Phoenix sets pace in national real estate recovery
This article from CBS News discusses the fact that the Phoenix real estate market is serving as a “beacon of hope” for other housing markets that were crushed by the real estate bubble. Much of the success of the Arizona housing market in rebounding so quickly is being credited to the streamlined non-judicial foreclosure process, which has helped the inventory absorption rate.
Here’s the article:
PHOENIX — The Phoenix metro housing market is seeing a rise in home prices and a decline in the number of houses on the market, putting the area ahead of most other U.S. cities on the road to recovery, according to real estate experts.
Economists say the upward trend in the Phoenix area may serve as a beacon of hope for other cities across the nation that suffered when the housing bubble burst.
“The Phoenix market will be a benchmark city to monitor for residents in Las Vegas, the Inland Empire of California and … the Florida market,” said Lawrence Yun, chief economist with the National Association of Realtors.
The median price for Phoenix-area homes in May was about 30 percent higher than it was the same time last year, according to a monthly report released by the W. P. Carey School of Business’s Center for Real Estate Theory and Practice at Arizona State University. The report also shows there are about half as many houses on the market as there were the same time last year.

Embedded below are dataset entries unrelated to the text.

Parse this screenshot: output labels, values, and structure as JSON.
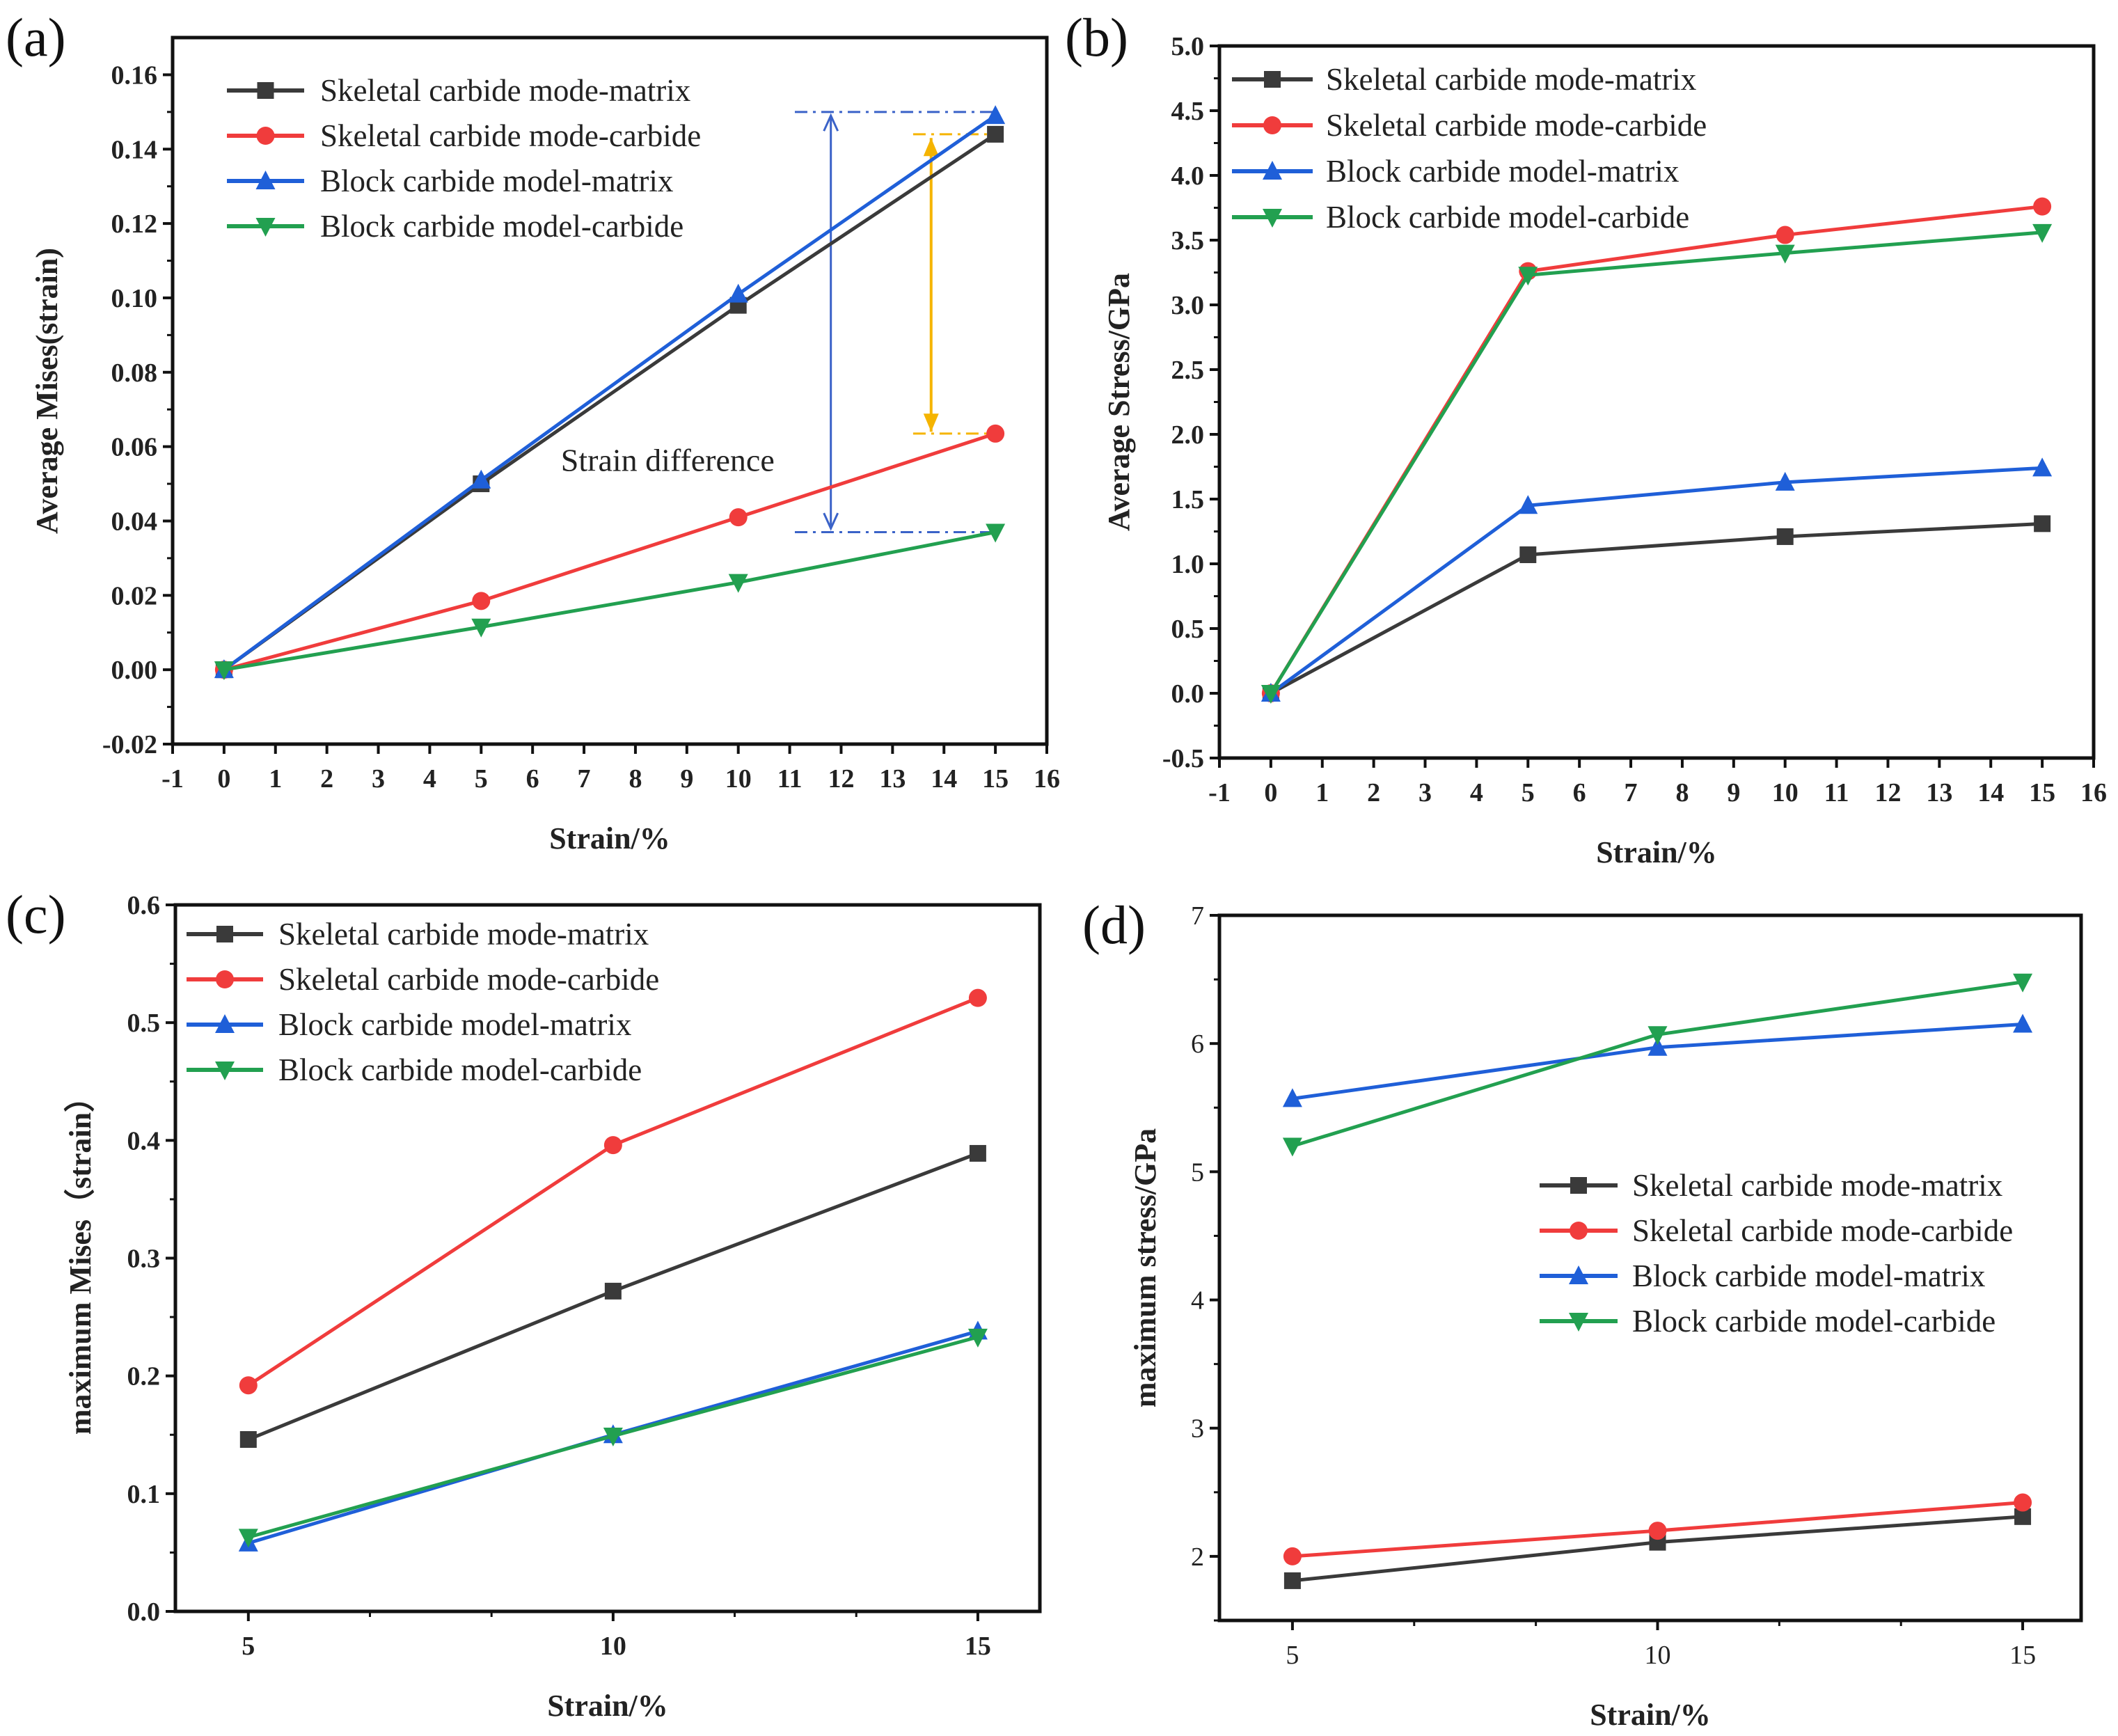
{
  "chart_data": [
    {
      "panel_label": "(a)",
      "type": "line",
      "xlabel": "Strain/%",
      "ylabel": "Average Mises(strain)",
      "xlim": [
        -1,
        16
      ],
      "ylim": [
        -0.02,
        0.17
      ],
      "xticks": [
        -1,
        0,
        1,
        2,
        3,
        4,
        5,
        6,
        7,
        8,
        9,
        10,
        11,
        12,
        13,
        14,
        15,
        16
      ],
      "yticks": [
        -0.02,
        0,
        0.02,
        0.04,
        0.06,
        0.08,
        0.1,
        0.12,
        0.14,
        0.16
      ],
      "ytick_decimals": 2,
      "legend_position": "top-left",
      "annotation": "Strain difference",
      "x": [
        0,
        5,
        10,
        15
      ],
      "series": [
        {
          "name": "Skeletal carbide mode-matrix",
          "color": "#3a3a3a",
          "marker": "square",
          "values": [
            0,
            0.05,
            0.098,
            0.144
          ]
        },
        {
          "name": "Skeletal carbide mode-carbide",
          "color": "#f03c3c",
          "marker": "circle",
          "values": [
            0,
            0.0185,
            0.041,
            0.0635
          ]
        },
        {
          "name": "Block carbide model-matrix",
          "color": "#1f5fd8",
          "marker": "triangle-up",
          "values": [
            0,
            0.051,
            0.101,
            0.149
          ]
        },
        {
          "name": "Block carbide model-carbide",
          "color": "#22a050",
          "marker": "triangle-down",
          "values": [
            0,
            0.0115,
            0.0235,
            0.037
          ]
        }
      ]
    },
    {
      "panel_label": "(b)",
      "type": "line",
      "xlabel": "Strain/%",
      "ylabel": "Average Stress/GPa",
      "xlim": [
        -1,
        16
      ],
      "ylim": [
        -0.5,
        5.0
      ],
      "xticks": [
        -1,
        0,
        1,
        2,
        3,
        4,
        5,
        6,
        7,
        8,
        9,
        10,
        11,
        12,
        13,
        14,
        15,
        16
      ],
      "yticks": [
        -0.5,
        0,
        0.5,
        1,
        1.5,
        2,
        2.5,
        3,
        3.5,
        4,
        4.5,
        5
      ],
      "ytick_decimals": 1,
      "legend_position": "top-left",
      "x": [
        0,
        5,
        10,
        15
      ],
      "series": [
        {
          "name": "Skeletal carbide mode-matrix",
          "color": "#3a3a3a",
          "marker": "square",
          "values": [
            0,
            1.07,
            1.21,
            1.31
          ]
        },
        {
          "name": "Skeletal carbide mode-carbide",
          "color": "#f03c3c",
          "marker": "circle",
          "values": [
            0,
            3.26,
            3.54,
            3.76
          ]
        },
        {
          "name": "Block carbide model-matrix",
          "color": "#1f5fd8",
          "marker": "triangle-up",
          "values": [
            0,
            1.45,
            1.63,
            1.74
          ]
        },
        {
          "name": "Block carbide model-carbide",
          "color": "#22a050",
          "marker": "triangle-down",
          "values": [
            0,
            3.23,
            3.4,
            3.56
          ]
        }
      ]
    },
    {
      "panel_label": "(c)",
      "type": "line",
      "xlabel": "Strain/%",
      "ylabel": "maximum Mises（strain）",
      "xlim": [
        4,
        15.85
      ],
      "ylim": [
        0,
        0.6
      ],
      "xticks": [
        5,
        10,
        15
      ],
      "yticks": [
        0,
        0.1,
        0.2,
        0.3,
        0.4,
        0.5,
        0.6
      ],
      "ytick_decimals": 1,
      "legend_position": "top-left",
      "x": [
        5,
        10,
        15
      ],
      "series": [
        {
          "name": "Skeletal carbide mode-matrix",
          "color": "#3a3a3a",
          "marker": "square",
          "values": [
            0.146,
            0.272,
            0.389
          ]
        },
        {
          "name": "Skeletal carbide mode-carbide",
          "color": "#f03c3c",
          "marker": "circle",
          "values": [
            0.192,
            0.396,
            0.521
          ]
        },
        {
          "name": "Block carbide model-matrix",
          "color": "#1f5fd8",
          "marker": "triangle-up",
          "values": [
            0.058,
            0.15,
            0.238
          ]
        },
        {
          "name": "Block carbide model-carbide",
          "color": "#22a050",
          "marker": "triangle-down",
          "values": [
            0.063,
            0.149,
            0.233
          ]
        }
      ]
    },
    {
      "panel_label": "(d)",
      "type": "line",
      "xlabel": "Strain/%",
      "ylabel": "maximum stress/GPa",
      "xlim": [
        4,
        15.8
      ],
      "ylim": [
        1.5,
        7
      ],
      "xticks": [
        5,
        10,
        15
      ],
      "yticks": [
        2,
        3,
        4,
        5,
        6,
        7
      ],
      "ytick_decimals": 0,
      "legend_position": "center-right",
      "x": [
        5,
        10,
        15
      ],
      "series": [
        {
          "name": "Skeletal carbide mode-matrix",
          "color": "#3a3a3a",
          "marker": "square",
          "values": [
            1.81,
            2.11,
            2.31
          ]
        },
        {
          "name": "Skeletal carbide mode-carbide",
          "color": "#f03c3c",
          "marker": "circle",
          "values": [
            2.0,
            2.2,
            2.42
          ]
        },
        {
          "name": "Block carbide model-matrix",
          "color": "#1f5fd8",
          "marker": "triangle-up",
          "values": [
            5.57,
            5.97,
            6.15
          ]
        },
        {
          "name": "Block carbide model-carbide",
          "color": "#22a050",
          "marker": "triangle-down",
          "values": [
            5.2,
            6.07,
            6.48
          ]
        }
      ]
    }
  ]
}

The Phoenix area market was one of the hardest hit in the nation in terms of distressed properties, but the state’s foreclosure system allows it to work through the backlog more quickly than states in which foreclosures have to go through the judicial process. Banks and mortgage companies have the power in Arizona to foreclose homes without a judge’s approval.
Nevada’s foreclosure system is largely the same. Nasser Daneshvary, director of University of Nevada, Las Vegas’s Lied Institute for Real Estate Studies, said speedy foreclosures are healthy for the market. Too many foreclosures can sink home prices, as happened in both Phoenix and Las Vegas, but Daneshvary said a return to the depths experienced during the housing collapse isn’t likely in either city.
Arizona’s job market, with an unemployment rate that’s down to 8.2 percent from its March 2010 peak of 10.8 percent, is also a factor in real estate improvements. Yun said other areas that have sluggish job markets are likely to see slower real estate recoveries, with fewer people able to buy homes.
Michael Orr, director of the Center for Real Estate Theory and Practice at ASU’s Carey school, said dwindling housing inventory, coupled with prices that are still relatively low, means sellers now hold the power in the Phoenix-area market, and receive multiple offers, many of which come from investors who are looking to buy and rent out houses.
“Now we’ve got too few homes. Everybody’s wishing the investors would go away and stop buying, but the investors are still here buying everything they can with cash, which makes it pretty difficult for ordinary home buyers to compete,” Orr said.
Sandy and Luis Solis said they found that to be true. The couple, who moved from Los Angeles to Scottsdale last year, said the rapid decline in homes available in their price range made them feel hurried to buy. They made offers on three homes but were outbid by cash offers twice, the second time by an investor. They’re in the final stages of closing on a house in Phoenix.
“We were kind of losing hope that we were going to find the right home for us,” Sandy Solis said.
Las Vegas and some cities in California are seeing similar situations. Daneshvary said investors who buy housing for the purpose of renting are better for the market than others in the past who have purchased houses just to flip them. He said by the time investors stop buying, the market will be healthy enough to remain stable.
With houses in short supply, the construction industry will step in to fill the void. Orr said home building in the Phoenix area is slowly beginning to pick up, but it will likely be stifled by a shortage of construction workers in the state. He said Arizona has lost “80 to 90 percent of that skilled workforce” in the last six or seven years because workers have gone elsewhere or left the industry altogether.
Orr said the Phoenix-area’s home market recovery will likely level out over the next few months.
“I just don’t want people to think the next quarter is going to accelerate at the same rate,” Orr said. “That’s not likely to happen.”
That, Yun said, is a sign that the market will recover in a more healthy way.
In the long term, some city’s housing markets may end up in better shape than they were before the housing market crash. Yun said parts of Texas, Oklahoma, Nebraska and the Dakotas didn’t experience huge housing market losses but are benefiting from widespread improvements in economies.